Im not talking about the seafood you get in fancy restaurants, all plated up, resting atop a perfectly executed beurre blanc with a side of nice baby vegetables, still crunchy, but warm after a light saute. Nor am I talking about the giant, steamed, Maine lobsters you can find at great steak and lobster joints anywhere in the country. Nor am I talking about the sweet flesh served on small beds of rice and wasabi at a million wonderful sushi bars. All of these I love, but I cant think of anything in the world more satisfying more life affirming and rejuvenating, mentally and physically then unadorned fish and shellfish, a few hours off the boat.
Swan Oyster Depot, a San Francisco institution on Polk Street near Nob Hill, is rightfully regarded as the finest seafood shack in the Bay Area. And it would have to be, to garner the crowds this place draws from all over the country, waiting in 40 minute lines along the more colorful end of Polk to sit at the worlds most uncomfortably crowded bar, on the worlds most uninviting bar-stools, pressed up against a bar that seems to have been designed without the idea that people should have knees.
But once youre inside, you may quickly forget the uninviting seats, given the incredibly inviting attitude of the boys behind the bar. A family affair, almost everyone working there has been there since they were kids. They shuck oysters by the hundreds like it was second nature, while chatting with patrons. They toss fish and bread to one another like pro ballplayers tossing one around the horn after an easy out. They smile and ask how youre doing and do everything with the clean, beautiful efficiency of restaurant lifers. They smile and wave at the patrons waiting outside the window. They plan menus for people coming in to pick up packages for a dinner later that evening. And they thank you, in everything they do, for your business.
The name suggests that the restaurants specialty is oysters, which I suppose may be accurate, but it is a serious underestimation of what they are great at, which is almost anything fresh. A chalk board lists the oysters available on any given day, usually four to six selections. Thats a small choice, considering that many good oyster bars in the city regularly offer a dozen or more different oyster types. But I have to believe the reason Swan offers so few choices is because they are limiting themselves to the very best, very freshest available.
For people visiting from the East Coast (which is many), a word about oysters in the Bay Area. I know you may be accustomed to east coast, or gulf, oysters: those giant, nasty, boogers of the sea that you may swallow down two or three or six at a sitting. You may even enjoy those oysters, especially fried up and served in a nice, fresh Nawlins style Po Boy. But the oysters of the Pacific Northwest are an entirely different and to my mind, better animal. They are typically smaller sometimes so small that frying them would be a complete waste and less packed with nasty black gut-stuff. I believe they are also sweeter and their brine less fishy. But that may well be because most of the Gulf oysters Ive eaten have been shipped to California, so arent quite as fresh. But even those Ive eaten in Philadelphia and Baltimore and New Orleans havent been as good as those I find on the west coast.

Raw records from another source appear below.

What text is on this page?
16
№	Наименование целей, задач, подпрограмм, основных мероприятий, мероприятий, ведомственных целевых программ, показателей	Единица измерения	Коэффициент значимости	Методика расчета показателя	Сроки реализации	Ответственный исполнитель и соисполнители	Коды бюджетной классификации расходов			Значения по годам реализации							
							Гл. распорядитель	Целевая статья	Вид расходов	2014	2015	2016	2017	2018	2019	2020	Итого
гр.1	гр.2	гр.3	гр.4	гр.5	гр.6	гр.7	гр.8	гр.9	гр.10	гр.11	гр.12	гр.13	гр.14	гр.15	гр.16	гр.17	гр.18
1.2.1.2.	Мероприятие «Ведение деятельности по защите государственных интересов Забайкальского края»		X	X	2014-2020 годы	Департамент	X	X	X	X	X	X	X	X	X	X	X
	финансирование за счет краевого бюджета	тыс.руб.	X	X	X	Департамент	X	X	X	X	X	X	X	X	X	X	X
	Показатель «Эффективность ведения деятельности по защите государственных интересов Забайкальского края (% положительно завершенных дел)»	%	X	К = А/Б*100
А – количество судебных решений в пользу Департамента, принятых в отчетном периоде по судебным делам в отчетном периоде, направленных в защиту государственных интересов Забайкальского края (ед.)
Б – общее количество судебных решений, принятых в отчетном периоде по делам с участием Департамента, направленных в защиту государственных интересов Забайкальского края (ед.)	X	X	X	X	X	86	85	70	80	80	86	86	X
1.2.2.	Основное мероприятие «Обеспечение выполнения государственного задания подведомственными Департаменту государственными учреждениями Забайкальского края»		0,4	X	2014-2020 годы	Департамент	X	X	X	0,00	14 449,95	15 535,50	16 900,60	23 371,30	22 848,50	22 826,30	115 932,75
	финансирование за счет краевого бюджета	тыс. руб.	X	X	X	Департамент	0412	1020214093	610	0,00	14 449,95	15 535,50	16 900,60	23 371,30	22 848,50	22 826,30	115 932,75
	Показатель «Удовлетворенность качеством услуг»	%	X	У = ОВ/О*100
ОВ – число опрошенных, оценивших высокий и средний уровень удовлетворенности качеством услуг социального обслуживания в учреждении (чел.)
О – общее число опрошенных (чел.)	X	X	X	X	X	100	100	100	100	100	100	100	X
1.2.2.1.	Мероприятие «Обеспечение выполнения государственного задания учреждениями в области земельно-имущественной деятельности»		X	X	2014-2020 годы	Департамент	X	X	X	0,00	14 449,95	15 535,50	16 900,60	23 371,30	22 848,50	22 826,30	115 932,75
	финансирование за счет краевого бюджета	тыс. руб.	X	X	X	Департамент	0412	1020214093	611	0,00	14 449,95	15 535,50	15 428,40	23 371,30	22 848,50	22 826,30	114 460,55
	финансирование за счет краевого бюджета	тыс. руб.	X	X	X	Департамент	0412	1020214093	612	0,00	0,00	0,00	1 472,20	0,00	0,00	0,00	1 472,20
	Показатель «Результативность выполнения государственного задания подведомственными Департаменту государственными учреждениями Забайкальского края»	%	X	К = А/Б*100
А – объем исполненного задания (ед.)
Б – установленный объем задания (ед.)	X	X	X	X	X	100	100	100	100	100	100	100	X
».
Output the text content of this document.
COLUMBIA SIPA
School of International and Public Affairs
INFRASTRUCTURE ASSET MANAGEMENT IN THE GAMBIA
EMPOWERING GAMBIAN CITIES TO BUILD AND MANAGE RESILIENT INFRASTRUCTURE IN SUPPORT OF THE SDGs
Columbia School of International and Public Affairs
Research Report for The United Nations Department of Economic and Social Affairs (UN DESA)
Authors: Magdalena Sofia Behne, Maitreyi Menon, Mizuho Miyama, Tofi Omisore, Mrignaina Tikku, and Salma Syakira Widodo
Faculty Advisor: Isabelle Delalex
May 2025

I dont think Ive ever been to Swan Oyster without them having Kumomotos on the menu. Tiny and firm, they are the perfect oyster to eat plain. But there is also usually a nice selection of Tomales Bay oysters, a little larger and wetter, delightful with a small topping of mignonette.
While I have never been a great fan of raw clams (much though I live for steamed cherrystones) I have tried the clams at Swan Oyster a few times, and thought they were wonderful. Chewy but soft, they have that briny heartiness, and indescribable aftertaste that no other shellfish can boast.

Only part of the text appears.